3. within some constraints, memory is just memory, it's theoretically possible to implement your memory array with devices that are anything from 1 bit wide per chip all the way up to the 64 bit width of the memory controller

There is something of a pattern, if you look.

U5 DQ0 - DRAM_D0 (remaining 1-7 within the same byte)

U5 DQ8 - DRAM_D8 (remaining 9-15 within the same byte)

U6 DQ0 - DRAM_D24 (25-31 within the same byte)

U6 DQ8 - DRAM_D16 (17-23 within the same byte)

While it also seems that the high and low byte are swapped on U6, take a look at

U5 LDQS - DRAM_SDQS0

U5 UDQS - DRAM_SDQS1

U6 LDQS - DRAM_SDQS3

U6 UDQS - DRAM_SDQS2

So the strobes are reversed as well...

While it's been a long while since I looked in detail, it used to be the case that some memory controllers needed that first bit in each byte to be mapped correctly to allow detection of memory size.

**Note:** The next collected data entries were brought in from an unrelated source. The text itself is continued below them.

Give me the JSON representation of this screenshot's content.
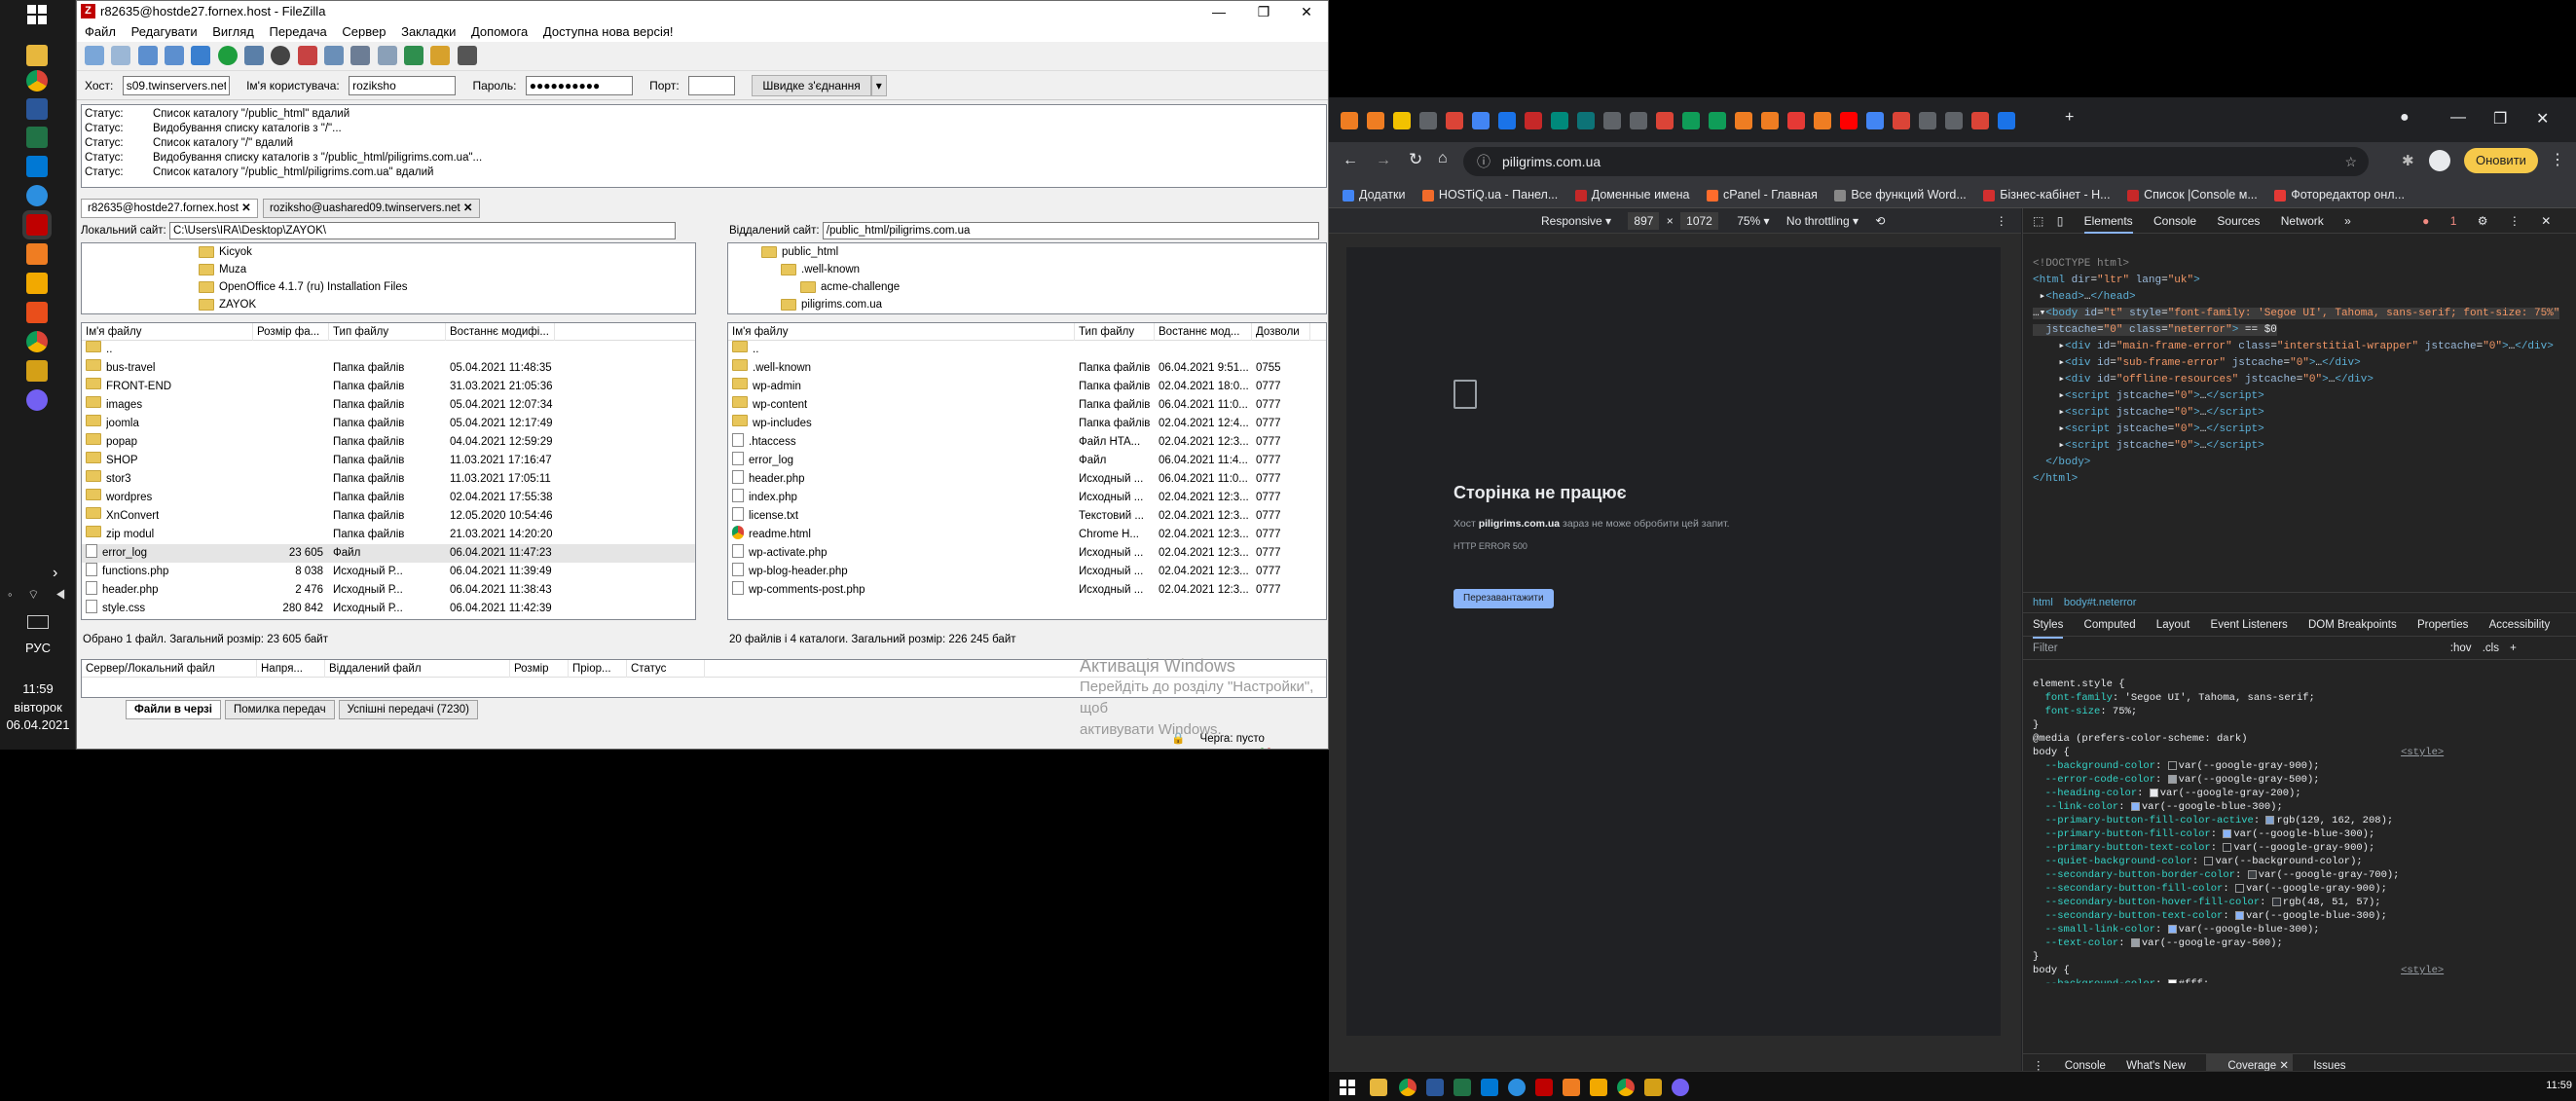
{
  "taskbar": {
    "lang": "РУС",
    "time": "11:59",
    "day": "вівторок",
    "date": "06.04.2021"
  },
  "filezilla": {
    "title": "r82635@hostde27.fornex.host - FileZilla",
    "menu": [
      "Файл",
      "Редагувати",
      "Вигляд",
      "Передача",
      "Сервер",
      "Закладки",
      "Допомога",
      "Доступна нова версія!"
    ],
    "quickconnect": {
      "host_label": "Хост:",
      "host_value": "s09.twinservers.net",
      "user_label": "Ім'я користувача:",
      "user_value": "roziksho",
      "pass_label": "Пароль:",
      "pass_value": "●●●●●●●●●●",
      "port_label": "Порт:",
      "port_value": "",
      "connect_label": "Швидке з'єднання"
    },
    "log": [
      {
        "k": "Статус:",
        "v": "Список каталогу \"/public_html\" вдалий"
      },
      {
        "k": "Статус:",
        "v": "Видобування списку каталогів з \"/\"..."
      },
      {
        "k": "Статус:",
        "v": "Список каталогу \"/\" вдалий"
      },
      {
        "k": "Статус:",
        "v": "Видобування списку каталогів з \"/public_html/piligrims.com.ua\"..."
      },
      {
        "k": "Статус:",
        "v": "Список каталогу \"/public_html/piligrims.com.ua\" вдалий"
      }
    ],
    "tabs": [
      "r82635@hostde27.fornex.host",
      "roziksho@uashared09.twinservers.net"
    ],
    "local": {
      "label": "Локальний сайт:",
      "path": "C:\\Users\\IRA\\Desktop\\ZAYOK\\",
      "tree": [
        "Kicyok",
        "Muza",
        "OpenOffice 4.1.7 (ru) Installation Files",
        "ZAYOK"
      ],
      "headers": [
        "Ім'я файлу",
        "Розмір фа...",
        "Тип файлу",
        "Востаннє модифі..."
      ],
      "rows": [
        {
          "name": "..",
          "size": "",
          "type": "",
          "date": "",
          "icon": "folder"
        },
        {
          "name": "bus-travel",
          "size": "",
          "type": "Папка файлів",
          "date": "05.04.2021 11:48:35",
          "icon": "folder"
        },
        {
          "name": "FRONT-END",
          "size": "",
          "type": "Папка файлів",
          "date": "31.03.2021 21:05:36",
          "icon": "folder"
        },
        {
          "name": "images",
          "size": "",
          "type": "Папка файлів",
          "date": "05.04.2021 12:07:34",
          "icon": "folder"
        },
        {
          "name": "joomla",
          "size": "",
          "type": "Папка файлів",
          "date": "05.04.2021 12:17:49",
          "icon": "folder"
        },
        {
          "name": "popap",
          "size": "",
          "type": "Папка файлів",
          "date": "04.04.2021 12:59:29",
          "icon": "folder"
        },
        {
          "name": "SHOP",
          "size": "",
          "type": "Папка файлів",
          "date": "11.03.2021 17:16:47",
          "icon": "folder"
        },
        {
          "name": "stor3",
          "size": "",
          "type": "Папка файлів",
          "date": "11.03.2021 17:05:11",
          "icon": "folder"
        },
        {
          "name": "wordpres",
          "size": "",
          "type": "Папка файлів",
          "date": "02.04.2021 17:55:38",
          "icon": "folder"
        },
        {
          "name": "XnConvert",
          "size": "",
          "type": "Папка файлів",
          "date": "12.05.2020 10:54:46",
          "icon": "folder"
        },
        {
          "name": "zip modul",
          "size": "",
          "type": "Папка файлів",
          "date": "21.03.2021 14:20:20",
          "icon": "folder"
        },
        {
          "name": "error_log",
          "size": "23 605",
          "type": "Файл",
          "date": "06.04.2021 11:47:23",
          "icon": "file"
        },
        {
          "name": "functions.php",
          "size": "8 038",
          "type": "Исходный Р...",
          "date": "06.04.2021 11:39:49",
          "icon": "file"
        },
        {
          "name": "header.php",
          "size": "2 476",
          "type": "Исходный Р...",
          "date": "06.04.2021 11:38:43",
          "icon": "file"
        },
        {
          "name": "style.css",
          "size": "280 842",
          "type": "Исходный Р...",
          "date": "06.04.2021 11:42:39",
          "icon": "file"
        }
      ],
      "status": "Обрано 1 файл. Загальний розмір: 23 605 байт"
    },
    "remote": {
      "label": "Віддалений сайт:",
      "path": "/public_html/piligrims.com.ua",
      "tree": [
        "public_html",
        ".well-known",
        "acme-challenge",
        "piligrims.com.ua"
      ],
      "headers": [
        "Ім'я файлу",
        "Тип файлу",
        "Востаннє мод...",
        "Дозволи"
      ],
      "rows": [
        {
          "name": "..",
          "type": "",
          "date": "",
          "perm": "",
          "icon": "folder"
        },
        {
          "name": ".well-known",
          "type": "Папка файлів",
          "date": "06.04.2021 9:51...",
          "perm": "0755",
          "icon": "folder"
        },
        {
          "name": "wp-admin",
          "type": "Папка файлів",
          "date": "02.04.2021 18:0...",
          "perm": "0777",
          "icon": "folder"
        },
        {
          "name": "wp-content",
          "type": "Папка файлів",
          "date": "06.04.2021 11:0...",
          "perm": "0777",
          "icon": "folder"
        },
        {
          "name": "wp-includes",
          "type": "Папка файлів",
          "date": "02.04.2021 12:4...",
          "perm": "0777",
          "icon": "folder"
        },
        {
          "name": ".htaccess",
          "type": "Файл HTA...",
          "date": "02.04.2021 12:3...",
          "perm": "0777",
          "icon": "file"
        },
        {
          "name": "error_log",
          "type": "Файл",
          "date": "06.04.2021 11:4...",
          "perm": "0777",
          "icon": "file"
        },
        {
          "name": "header.php",
          "type": "Исходный ...",
          "date": "06.04.2021 11:0...",
          "perm": "0777",
          "icon": "file"
        },
        {
          "name": "index.php",
          "type": "Исходный ...",
          "date": "02.04.2021 12:3...",
          "perm": "0777",
          "icon": "file"
        },
        {
          "name": "license.txt",
          "type": "Текстовий ...",
          "date": "02.04.2021 12:3...",
          "perm": "0777",
          "icon": "file"
        },
        {
          "name": "readme.html",
          "type": "Chrome H...",
          "date": "02.04.2021 12:3...",
          "perm": "0777",
          "icon": "chrome"
        },
        {
          "name": "wp-activate.php",
          "type": "Исходный ...",
          "date": "02.04.2021 12:3...",
          "perm": "0777",
          "icon": "file"
        },
        {
          "name": "wp-blog-header.php",
          "type": "Исходный ...",
          "date": "02.04.2021 12:3...",
          "perm": "0777",
          "icon": "file"
        },
        {
          "name": "wp-comments-post.php",
          "type": "Исходный ...",
          "date": "02.04.2021 12:3...",
          "perm": "0777",
          "icon": "file"
        }
      ],
      "status": "20 файлів і 4 каталоги. Загальний розмір: 226 245 байт"
    },
    "queue_headers": [
      "Сервер/Локальний файл",
      "Напря...",
      "Віддалений файл",
      "Розмір",
      "Пріор...",
      "Статус"
    ],
    "queue_tabs": [
      "Файли в черзі",
      "Помилка передач",
      "Успішні передачі (7230)"
    ],
    "queue_status": "Черга: пусто",
    "activation": {
      "line1": "Активація Windows",
      "line2": "Перейдіть до розділу \"Настройки\", щоб",
      "line3": "активувати Windows."
    }
  },
  "chrome": {
    "url": "piligrims.com.ua",
    "update_label": "Оновити",
    "bookmarks": [
      "Додатки",
      "HOSTiQ.ua - Панел...",
      "Доменные имена",
      "cPanel - Главная",
      "Все функций Word...",
      "Бізнес-кабінет - Н...",
      "Список |Console м...",
      "Фоторедактор онл..."
    ],
    "device": {
      "mode": "Responsive",
      "w": "897",
      "h": "1072",
      "zoom": "75%",
      "throttle": "No throttling"
    },
    "error_page": {
      "heading": "Сторінка не працює",
      "host": "piligrims.com.ua",
      "message_prefix": "Хост ",
      "message_suffix": " зараз не може обробити цей запит.",
      "code": "HTTP ERROR 500",
      "reload": "Перезавантажити"
    },
    "devtools": {
      "tabs": [
        "Elements",
        "Console",
        "Sources",
        "Network"
      ],
      "errors": "1",
      "breadcrumb": [
        "html",
        "body#t.neterror"
      ],
      "style_tabs": [
        "Styles",
        "Computed",
        "Layout",
        "Event Listeners",
        "DOM Breakpoints",
        "Properties",
        "Accessibility"
      ],
      "filter": "Filter",
      "hov": ":hov",
      "cls": ".cls",
      "drawer_tabs": [
        "Console",
        "What's New",
        "Coverage",
        "Issues"
      ],
      "media_query": "@media (prefers-color-scheme: dark)",
      "source": "<style>"
    }
  }
}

In other ways, DDR is more complex than might appear, what's inside the package could theoretically even be multiple dies although probably isn't these days. However they often do implement multiple banks and allow interleaving accesses between banks to increase performance, so the external signal markings (DQ0-DQ15) could be implemented in interesting ways internally where you can't see what's going on. 

However, if you think it's unusual to do this, I suggest having a look at the MarSboard, Sabre-Lite or Wandboard schematics.

Seems weird, but common.

thanks,

There are available schematics for CubieBoard & OlinuXino which both use a direct 1-1 mapping.

So here's a couple of other thoughts:

1. The Allwinner memory controller cares about it being correct, the Freescale one doesn't.

2. People are basing things off a reference design that does it in a particular way.

3. Perhaps tied in to 2, EMC compliance based on a known functional pcb layout.

Only guesswork at this point, but similar to the way spread spectrum at first seems a bit odd at first, I wonder if a deep understanding of instruction encodings, typical access patterns, cache design etc. can come up with some reasons for separating certain signals in order to eliminate crosstalk and produce a more robust and/or EMC friendly design?  Not sure how plausible that is - I expect everyone parroting a reference desigh from somewhere is much more likely.

Hi Craig

I am not a processor expert, but I guess the answer to your question should be in the "Hardware Development Guide for i.MX 6" section 3.3 DDR connection information and Routing Rule

http://cache.freescale.com/files/32bit/doc/user_guide/IMX6DQ6SDLHDG.pdf

Section 3.5.1 of the document you linked to specifies what agrahambell was saying. The first bit in every byte lane must remain fixed, otherwise you can feel free to swap within the same byte lane for ease of routing purposes.

I think this document is going to be my goto reference from now on. I found a wealth of information that I have been struggling to find elsewhere, and I did it in the first few minutes of reading it.

Thanks for all the help!

There are some very good docs from freescale for the i.MX6, there's one (sorry don't remember which) that shows how to design a board layout such that it can take quad/dual, duallite/solo & sololite as well as using different schemes for the number and size of dram devices all on a single layout.

The only problem with the Freescale docs is that they're huge and there's so many of them

they're huge and there's so many of them

thats the good part with fsl docs .

they push a lot of details as documents.